Dr. Kehoe is a North American representative on the World Council of Optometry Governing Board and a former American Optometric Association President.

“There’s a clear understanding of an obligation we have as optometrists in the developed world to understand the needs in the developing world and how we can contribute to make a difference in lives,” Dr. Kehoe said.

“The definition we should use for primary eye care is to be able to independently diagnose and treat and manage most of the conditions for most of our patients most of the time,” he said. “It’s also critical to use the phrase ‘from the cradle to the grave.’ It doesn’t mean leaving refractive services out.

“In 40 years in the United States, we shifted to a medical model,” Dr. Kehoe continued. “We’ve forgotten that the reason most patients come into our practices is to see better. Don’t give up the fact that we still, as optometrists, are the most qualified to provide vision care services to our patients: refractive care, binocular vision, low vision, contacts, vision therapy, comanagement.”

Dr. Kehoe provided a snapshot of the profession of optometry in four developed countries.

Australian optometrists now have the ability to prescribe, and by 2015 all new registrants in optometry schools must be therapeutically certified, Dr. Kehoe said.

“Medicare does not compensate optometrists who have become therapeutic,” he added. “They’re using the ability to prescribe as a practice builder. They’ve expanded their scope but are not being compensated.”

In the U.K., most of the medical care is being provided in hospital settings.

“The National Health Service endorsed the concept that having optometrists and other health care professions prescribe was a good idea as long as safety was paramount,” Dr. Kehoe said. “They thought it would speed access and care.”

Glaucoma treatment is only administered in the hospital setting, he added, so, “technically, optometrists are being paid to prescribe.

The majority of optometrists in Canada can prescribe, but they are not reimbursed for the treatment, according to Dr. Kehoe. They must bill the patient directly.

“They have the skills and ability, but is there access?” he asked.

“There may be some oversupply in urban areas, but an undersupply in rural,” he continued. “There’s a tremendous growth opportunity.”
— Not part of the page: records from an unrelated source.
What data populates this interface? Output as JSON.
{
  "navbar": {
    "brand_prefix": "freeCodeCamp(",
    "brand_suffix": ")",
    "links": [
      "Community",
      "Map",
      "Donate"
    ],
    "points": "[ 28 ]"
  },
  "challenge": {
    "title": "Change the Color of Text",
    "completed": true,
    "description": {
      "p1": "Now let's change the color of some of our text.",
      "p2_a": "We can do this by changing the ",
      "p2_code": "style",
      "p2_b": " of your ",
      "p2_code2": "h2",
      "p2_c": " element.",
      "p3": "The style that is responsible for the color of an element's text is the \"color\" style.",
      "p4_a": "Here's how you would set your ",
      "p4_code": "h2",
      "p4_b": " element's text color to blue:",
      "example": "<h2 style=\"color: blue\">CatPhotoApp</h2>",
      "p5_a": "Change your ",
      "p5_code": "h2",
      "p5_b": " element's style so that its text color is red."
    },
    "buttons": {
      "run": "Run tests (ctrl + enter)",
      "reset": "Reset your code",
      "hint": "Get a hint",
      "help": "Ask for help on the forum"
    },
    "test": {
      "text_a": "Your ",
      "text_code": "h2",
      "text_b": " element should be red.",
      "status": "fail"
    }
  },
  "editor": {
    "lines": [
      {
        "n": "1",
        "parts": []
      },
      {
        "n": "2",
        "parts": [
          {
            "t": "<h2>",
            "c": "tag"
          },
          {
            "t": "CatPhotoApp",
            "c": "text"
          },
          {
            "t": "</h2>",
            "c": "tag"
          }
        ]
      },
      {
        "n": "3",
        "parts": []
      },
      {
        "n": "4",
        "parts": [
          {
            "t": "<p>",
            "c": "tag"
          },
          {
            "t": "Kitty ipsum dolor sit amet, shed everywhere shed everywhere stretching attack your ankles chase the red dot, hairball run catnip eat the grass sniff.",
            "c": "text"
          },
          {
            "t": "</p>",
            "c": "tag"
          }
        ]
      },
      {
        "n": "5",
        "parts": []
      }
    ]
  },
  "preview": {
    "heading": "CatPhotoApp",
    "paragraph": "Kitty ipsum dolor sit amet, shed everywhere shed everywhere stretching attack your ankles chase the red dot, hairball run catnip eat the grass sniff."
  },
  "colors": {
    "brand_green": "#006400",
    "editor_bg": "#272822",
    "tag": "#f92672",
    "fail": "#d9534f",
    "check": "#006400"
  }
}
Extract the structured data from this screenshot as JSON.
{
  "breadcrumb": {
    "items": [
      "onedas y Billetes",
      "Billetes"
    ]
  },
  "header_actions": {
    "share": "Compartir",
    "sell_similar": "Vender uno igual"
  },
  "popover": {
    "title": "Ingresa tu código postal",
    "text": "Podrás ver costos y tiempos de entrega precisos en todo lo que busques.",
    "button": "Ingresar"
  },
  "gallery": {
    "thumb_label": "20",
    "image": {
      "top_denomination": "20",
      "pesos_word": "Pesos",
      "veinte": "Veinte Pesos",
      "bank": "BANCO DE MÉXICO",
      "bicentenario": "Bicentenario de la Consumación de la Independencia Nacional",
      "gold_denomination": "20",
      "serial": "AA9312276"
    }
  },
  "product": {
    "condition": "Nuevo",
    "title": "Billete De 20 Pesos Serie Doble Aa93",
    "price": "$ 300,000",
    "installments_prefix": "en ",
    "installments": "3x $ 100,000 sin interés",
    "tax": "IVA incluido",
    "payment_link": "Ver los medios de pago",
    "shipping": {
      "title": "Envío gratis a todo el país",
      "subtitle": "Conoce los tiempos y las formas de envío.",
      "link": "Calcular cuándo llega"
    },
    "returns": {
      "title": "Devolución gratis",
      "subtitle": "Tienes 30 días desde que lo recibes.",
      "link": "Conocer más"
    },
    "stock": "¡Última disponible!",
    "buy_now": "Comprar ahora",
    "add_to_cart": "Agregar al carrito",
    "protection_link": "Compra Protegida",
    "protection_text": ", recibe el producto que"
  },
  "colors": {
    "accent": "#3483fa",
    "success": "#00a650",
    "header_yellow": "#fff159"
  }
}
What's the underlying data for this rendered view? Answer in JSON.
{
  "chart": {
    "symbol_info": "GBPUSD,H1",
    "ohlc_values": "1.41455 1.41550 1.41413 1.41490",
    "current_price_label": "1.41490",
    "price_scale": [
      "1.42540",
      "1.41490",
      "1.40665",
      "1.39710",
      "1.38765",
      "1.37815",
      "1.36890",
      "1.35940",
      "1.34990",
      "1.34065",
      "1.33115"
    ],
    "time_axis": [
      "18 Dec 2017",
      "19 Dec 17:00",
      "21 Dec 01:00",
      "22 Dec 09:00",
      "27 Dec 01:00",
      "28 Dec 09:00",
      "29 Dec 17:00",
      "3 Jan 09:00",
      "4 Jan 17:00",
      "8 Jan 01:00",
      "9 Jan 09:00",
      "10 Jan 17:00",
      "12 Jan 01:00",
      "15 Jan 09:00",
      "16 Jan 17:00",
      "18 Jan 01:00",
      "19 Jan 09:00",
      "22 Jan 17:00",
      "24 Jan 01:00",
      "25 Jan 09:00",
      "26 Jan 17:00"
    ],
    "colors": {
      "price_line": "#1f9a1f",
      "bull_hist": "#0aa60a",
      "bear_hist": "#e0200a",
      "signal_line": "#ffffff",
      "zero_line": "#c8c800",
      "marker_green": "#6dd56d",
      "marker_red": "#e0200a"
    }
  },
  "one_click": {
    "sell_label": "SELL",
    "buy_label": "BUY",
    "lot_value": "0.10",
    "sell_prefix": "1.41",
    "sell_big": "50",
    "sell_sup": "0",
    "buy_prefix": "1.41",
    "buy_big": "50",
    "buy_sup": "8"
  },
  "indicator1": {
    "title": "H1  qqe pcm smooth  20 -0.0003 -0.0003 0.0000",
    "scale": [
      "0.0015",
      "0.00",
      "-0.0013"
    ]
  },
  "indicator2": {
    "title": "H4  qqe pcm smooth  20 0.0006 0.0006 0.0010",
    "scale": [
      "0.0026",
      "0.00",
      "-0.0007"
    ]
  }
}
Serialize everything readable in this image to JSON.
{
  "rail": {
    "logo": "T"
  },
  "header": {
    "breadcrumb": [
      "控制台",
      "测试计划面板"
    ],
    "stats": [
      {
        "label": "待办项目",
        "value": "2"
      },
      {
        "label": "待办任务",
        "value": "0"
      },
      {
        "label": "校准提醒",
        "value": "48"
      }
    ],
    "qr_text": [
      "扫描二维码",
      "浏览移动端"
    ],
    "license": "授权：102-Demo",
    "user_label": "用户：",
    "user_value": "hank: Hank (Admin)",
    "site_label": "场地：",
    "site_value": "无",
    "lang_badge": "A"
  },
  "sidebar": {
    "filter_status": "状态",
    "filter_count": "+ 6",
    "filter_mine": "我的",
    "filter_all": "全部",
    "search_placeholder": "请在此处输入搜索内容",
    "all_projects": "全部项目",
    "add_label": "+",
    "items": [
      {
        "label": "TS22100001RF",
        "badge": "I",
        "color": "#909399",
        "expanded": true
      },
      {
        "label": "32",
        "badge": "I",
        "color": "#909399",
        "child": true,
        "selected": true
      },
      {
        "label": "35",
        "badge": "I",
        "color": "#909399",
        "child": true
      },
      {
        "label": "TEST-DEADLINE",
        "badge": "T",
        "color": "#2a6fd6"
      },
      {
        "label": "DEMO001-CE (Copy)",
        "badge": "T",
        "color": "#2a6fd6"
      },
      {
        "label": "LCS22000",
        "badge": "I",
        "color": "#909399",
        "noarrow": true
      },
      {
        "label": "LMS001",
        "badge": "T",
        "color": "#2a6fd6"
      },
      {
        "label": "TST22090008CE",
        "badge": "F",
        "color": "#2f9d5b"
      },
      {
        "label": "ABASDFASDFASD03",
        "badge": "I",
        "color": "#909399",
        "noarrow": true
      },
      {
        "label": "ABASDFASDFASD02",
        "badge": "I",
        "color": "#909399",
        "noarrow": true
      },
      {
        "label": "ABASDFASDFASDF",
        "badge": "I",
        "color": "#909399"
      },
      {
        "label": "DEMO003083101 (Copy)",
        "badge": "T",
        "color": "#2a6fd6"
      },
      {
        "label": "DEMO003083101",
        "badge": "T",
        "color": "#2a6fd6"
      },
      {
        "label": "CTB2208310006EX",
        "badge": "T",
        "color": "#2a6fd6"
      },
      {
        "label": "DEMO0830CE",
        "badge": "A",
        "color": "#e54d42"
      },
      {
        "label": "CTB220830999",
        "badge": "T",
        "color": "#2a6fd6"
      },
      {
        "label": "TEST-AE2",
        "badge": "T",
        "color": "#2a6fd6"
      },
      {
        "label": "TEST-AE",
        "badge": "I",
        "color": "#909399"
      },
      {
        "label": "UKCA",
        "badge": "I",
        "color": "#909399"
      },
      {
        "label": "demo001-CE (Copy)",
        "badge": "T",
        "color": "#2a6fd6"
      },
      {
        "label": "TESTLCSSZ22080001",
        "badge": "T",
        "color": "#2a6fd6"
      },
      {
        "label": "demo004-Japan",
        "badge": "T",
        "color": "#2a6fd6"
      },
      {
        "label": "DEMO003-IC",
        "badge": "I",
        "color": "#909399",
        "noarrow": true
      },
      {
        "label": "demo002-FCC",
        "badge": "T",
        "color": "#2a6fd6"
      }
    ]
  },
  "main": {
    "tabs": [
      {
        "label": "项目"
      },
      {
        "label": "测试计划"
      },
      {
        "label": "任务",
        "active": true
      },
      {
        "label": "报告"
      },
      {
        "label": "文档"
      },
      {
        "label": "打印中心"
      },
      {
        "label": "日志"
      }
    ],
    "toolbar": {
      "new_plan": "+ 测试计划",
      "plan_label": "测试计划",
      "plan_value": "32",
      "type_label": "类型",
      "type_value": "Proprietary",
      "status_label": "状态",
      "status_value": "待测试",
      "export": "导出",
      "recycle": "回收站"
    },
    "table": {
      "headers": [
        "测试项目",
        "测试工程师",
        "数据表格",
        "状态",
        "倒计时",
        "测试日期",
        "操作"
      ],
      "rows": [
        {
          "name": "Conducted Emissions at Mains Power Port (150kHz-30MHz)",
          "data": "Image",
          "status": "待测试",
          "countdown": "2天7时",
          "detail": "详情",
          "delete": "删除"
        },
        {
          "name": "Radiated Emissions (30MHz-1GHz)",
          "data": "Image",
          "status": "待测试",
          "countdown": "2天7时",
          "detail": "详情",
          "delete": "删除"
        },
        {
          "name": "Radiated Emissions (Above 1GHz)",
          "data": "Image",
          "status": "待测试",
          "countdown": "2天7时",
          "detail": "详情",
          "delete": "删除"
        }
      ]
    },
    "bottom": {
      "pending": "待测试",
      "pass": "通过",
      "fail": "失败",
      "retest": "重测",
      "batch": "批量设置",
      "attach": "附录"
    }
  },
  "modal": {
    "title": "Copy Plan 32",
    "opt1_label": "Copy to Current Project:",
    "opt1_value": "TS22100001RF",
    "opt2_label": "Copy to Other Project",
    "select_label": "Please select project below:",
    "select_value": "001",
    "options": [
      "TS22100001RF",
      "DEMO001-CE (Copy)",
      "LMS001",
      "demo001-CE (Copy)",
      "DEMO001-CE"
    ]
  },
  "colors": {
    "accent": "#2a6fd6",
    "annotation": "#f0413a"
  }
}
In the U.S., it took 20 years for optometrists to get into the Medicare system. “We are treated equal to ophthalmologists regarding reimbursement,” Dr. Kehoe said. “The challenge is the limited definition in Medicaid.

“The biggest challenge is the ability to move from one state to the other,” he said. The concepts of endorsement and reciprocity have been adopted in different states.

“We have 50 different optometric laws,” Dr. Kehoe said. “There is no level licensure, no similar practice. We need to clean this up.”